If you have a linear transformation $T:V\to W$, where both $V$ and $W$ are inner product spaces, it almost self-evident that there’s no particular reason to expect that the linear transformation also preserves inner products of vectors. That is, in general $\langle T\mathbf v_1,T\mathbf v_2\rangle_W\ne\langle\mathbf v_1,\mathbf v_2\rangle_V$. This is what gimusi is referring to in his answer when he says that linear transformations don’t in general preserve angles.
It’s important to distinguish between an inner product, which is a function on pairs of vectors, and the dot product, which is a function of the coordinates of a pair of vectors.
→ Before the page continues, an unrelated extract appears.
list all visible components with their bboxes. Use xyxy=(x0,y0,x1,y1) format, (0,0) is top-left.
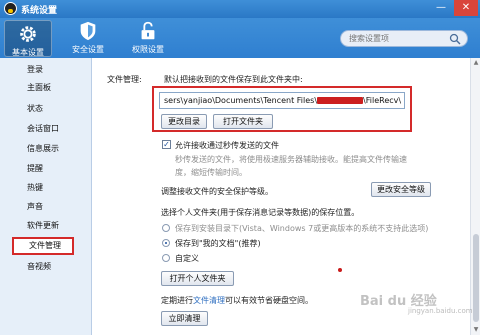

The latter only operates on tuples of scalars, whereas it makes perfect sense to define inner products on spaces in which the vectors are functions. Now, when you’re working with $\mathbb R^n$ equipped with the Euclidean scalar product $(\cdot,\cdot)$, and you’re working in the standard basis $\mathcal E$, then these two coincide: $(\mathbf v,\mathbf w) = [\mathbf v]_{\mathcal E}\cdot[\mathbf w]_{\mathcal E} = [\mathbf v]_{\mathcal E}^T[\mathbf w]_{\mathcal E}$. This doesn’t hold for any basis of $\mathbb R^n$, though. For example, in $\mathbb R^2$, the standard basis vectors are orthogonal $(\mathbf e_1,\mathbf e_2)= [\mathbf e_1]_{\mathcal E}\cdot[\mathbf e_2]_{\mathcal E} = (1,0)^T\cdot(0,1)^T = 0$. On the other hand, in the ordered basis $\mathcal B = \left((1/2,-1/2)^T,(1/4,1/4)^T\right)$, $[\mathbf e_1]_{\mathcal B}\cdot[\mathbf e_2]_{\mathcal B} = (1,2)^T\cdot(-1,2)^T = 3\ne 0$. This is algebraically equivalent to your example, but the point of view is a bit different. Instead of the linear transformation mapping one Euclidean space to another and working in the standard basis of both spaces, we have a transformation that converts coordinates in one basis to another within the same Euclidean space. The vectors themselves don’t change, so the angle between them shouldn’t change, either. What needs to change is the coordinate-based formula for their inner product.
The necessary adjustment to the Euclidean inner product formula is easily computed from the change of basis matrix $M$: $$[\mathbf v]_{\mathcal E}^T[\mathbf w]_{\mathcal E} = (M^{-1}[\mathbf v]_{\mathcal B})^T(M^{-1}[\mathbf w]_{\mathcal B}) = [\mathbf v]_{\mathcal B}^T(M^{-T}M^{-1})[\mathbf w]_{\mathcal B}.$$ It turns out that every scalar product $\langle\mathbf v,\mathbf w\rangle$ on a finite-dimensional vector space can be expressed in $\mathcal B$-coordinates as $[\mathbf v]_{\mathcal B}^TA[\mathbf w]_{\mathcal B}$, where $A$ is some symmetric matrix and when you change bases via the matrix $M$, the matrix $A$ in this formula becomes $M^{-T}AM^{-1}$.